Sixteen-year-old Chang Chieh-kuan (張介冠) started Ri Xing Type Foundry with his father in 1969. Half a century later, the Taipei foundry is home to a rare collection of the traditional Chinese character matrix, one of the few remaining in the world.


There were once as many as 30 employees working in the foundry during its peak years. In the past ten years or so, however, Chang and his wife have run the business all by themselves, calling it a social responsibility to keep it alive, and to preserve it for Taiwan as a whole.


The foundry offers over 300 thousand copper molds in three different type casts, six different sizes, and three different languages — namely traditional Chinese, English, and Japanese. There are also templates and molds for punctuation, numbers, and odd characters that accompany each language.


The foundry currently holds about 300 thousand lead stamps in stock, of which the majority are devoted to 3 thousand commonly used Chinese characters. People often come here to buy individual lead stamps that spell out their names, and use them as personal chops.


Rehabilitation

Chang has also initiated the Ri Xing Letterpress Rehabilitation Project to preserve movable type printing. Training sessions are held on Saturday mornings to show participants the different aspects and duties of a foundry, such as the casting of type, maintenance of typecasting machines and copper matrixes, typesetting, and other specialized skills.


There are various simple things to teach, such as understanding how the shelves are arranged, which are the commonly or rarely used characters, and how to grab type from the type shelves without knocking them all over the floor.


Monthly meetings are held on Saturday afternoons for participants to get together and talk about what has been achieved and what problems have incurred. Volunteers, who usually work in front of their computers to visually amend the shape of characters, meet up with those who help out in the type foundry.


Major steps in the rehabilitation project include the preservation of what Ri Xing has on hand, especially the calligraphic font "Kaishu”(楷書), an elegant style of calligraphy that dates back to approximately 2,000 years ago and a personal favorite of the late president Chiang Kai-shek.

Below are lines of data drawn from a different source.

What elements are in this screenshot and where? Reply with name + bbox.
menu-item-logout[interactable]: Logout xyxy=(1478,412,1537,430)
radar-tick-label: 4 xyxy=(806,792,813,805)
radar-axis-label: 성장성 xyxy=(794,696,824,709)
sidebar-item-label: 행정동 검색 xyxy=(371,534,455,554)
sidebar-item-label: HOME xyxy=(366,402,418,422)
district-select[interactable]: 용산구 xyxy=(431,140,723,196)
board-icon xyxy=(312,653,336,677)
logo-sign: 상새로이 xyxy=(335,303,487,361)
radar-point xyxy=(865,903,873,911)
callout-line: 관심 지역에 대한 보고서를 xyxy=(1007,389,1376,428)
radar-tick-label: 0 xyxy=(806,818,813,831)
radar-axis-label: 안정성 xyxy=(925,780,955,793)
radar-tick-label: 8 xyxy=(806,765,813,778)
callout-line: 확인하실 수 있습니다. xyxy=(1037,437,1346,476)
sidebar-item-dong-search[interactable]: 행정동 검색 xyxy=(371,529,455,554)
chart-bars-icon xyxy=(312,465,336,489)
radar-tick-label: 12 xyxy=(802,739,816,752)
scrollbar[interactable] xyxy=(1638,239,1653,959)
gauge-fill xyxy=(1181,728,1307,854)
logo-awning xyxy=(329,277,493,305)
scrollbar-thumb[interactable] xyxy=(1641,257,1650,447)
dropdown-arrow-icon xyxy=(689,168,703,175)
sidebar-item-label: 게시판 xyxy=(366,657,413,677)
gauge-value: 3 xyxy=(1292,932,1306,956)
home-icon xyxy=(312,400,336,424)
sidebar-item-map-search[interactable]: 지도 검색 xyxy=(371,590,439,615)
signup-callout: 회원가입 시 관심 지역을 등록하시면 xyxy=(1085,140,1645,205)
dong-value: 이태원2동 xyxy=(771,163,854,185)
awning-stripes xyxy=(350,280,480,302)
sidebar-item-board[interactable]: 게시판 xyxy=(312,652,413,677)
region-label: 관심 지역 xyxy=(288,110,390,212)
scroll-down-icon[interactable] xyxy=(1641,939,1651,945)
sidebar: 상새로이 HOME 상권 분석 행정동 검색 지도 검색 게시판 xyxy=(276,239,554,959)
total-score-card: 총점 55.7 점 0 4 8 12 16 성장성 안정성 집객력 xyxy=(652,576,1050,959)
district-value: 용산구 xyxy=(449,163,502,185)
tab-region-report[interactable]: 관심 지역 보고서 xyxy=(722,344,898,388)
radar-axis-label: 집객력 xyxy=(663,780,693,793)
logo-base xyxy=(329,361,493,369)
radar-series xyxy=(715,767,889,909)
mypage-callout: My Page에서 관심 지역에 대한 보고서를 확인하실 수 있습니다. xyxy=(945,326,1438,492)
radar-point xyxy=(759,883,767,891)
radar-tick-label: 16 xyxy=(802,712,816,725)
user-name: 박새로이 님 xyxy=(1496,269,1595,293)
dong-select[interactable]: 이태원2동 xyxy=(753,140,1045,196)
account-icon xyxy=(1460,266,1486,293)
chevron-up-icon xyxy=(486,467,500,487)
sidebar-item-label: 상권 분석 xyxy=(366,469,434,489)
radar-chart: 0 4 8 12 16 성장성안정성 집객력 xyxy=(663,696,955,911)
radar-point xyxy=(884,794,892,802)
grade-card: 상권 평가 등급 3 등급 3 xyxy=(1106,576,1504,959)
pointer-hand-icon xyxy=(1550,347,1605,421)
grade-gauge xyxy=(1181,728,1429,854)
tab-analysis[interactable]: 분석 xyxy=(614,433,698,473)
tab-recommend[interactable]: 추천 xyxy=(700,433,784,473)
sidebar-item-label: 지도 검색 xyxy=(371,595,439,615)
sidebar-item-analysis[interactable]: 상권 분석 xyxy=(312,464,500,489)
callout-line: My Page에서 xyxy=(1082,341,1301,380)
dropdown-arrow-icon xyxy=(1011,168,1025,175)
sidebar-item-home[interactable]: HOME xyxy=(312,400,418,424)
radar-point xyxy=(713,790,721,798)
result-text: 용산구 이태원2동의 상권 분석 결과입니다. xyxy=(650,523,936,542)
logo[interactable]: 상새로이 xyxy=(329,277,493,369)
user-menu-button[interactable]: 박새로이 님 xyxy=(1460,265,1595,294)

There is also considerable effort going into modifying the font digitally, with the aim of producing new molds in the future, since the ones at Ri Xing are understandably blemished after four decades of use.


Beauty in harmony

In traditional Chinese, many characters share the same radical. For lead types, the radical is slightly different in each and every character, while in computerized fonts there are maybe two or three choices of the radical for all of the characters.


For foundry owner Chang, the beauty of characters lies in every stroke, and in the way they are in harmony with each other. The main difference is that lead type came from molds made upon the basis of calligraphy and were produced one by one, whereas modern computerized fonts are assembled mechanically from a combination of pre-drawn strokes.


Chang cites "hu” (互), the Chinese character for reciprocity, as an example. In calligraphy the character resembles a handshake, but in computerized fonts the strokes overlap and "stab into each other,” thus losing the meaning of the original word.


In comparing Kaishu-style lead type and computerized fonts, Chang said it is not about which one is more beautiful than the other, but about finding a better way to present the characters.


So this is what makes Ri Xing an interactive museum of movable-type printing. Visitors do not just view static displays; they get to experience printing on their own, and to see the uniqueness and aesthetics of traditional Chinese characters.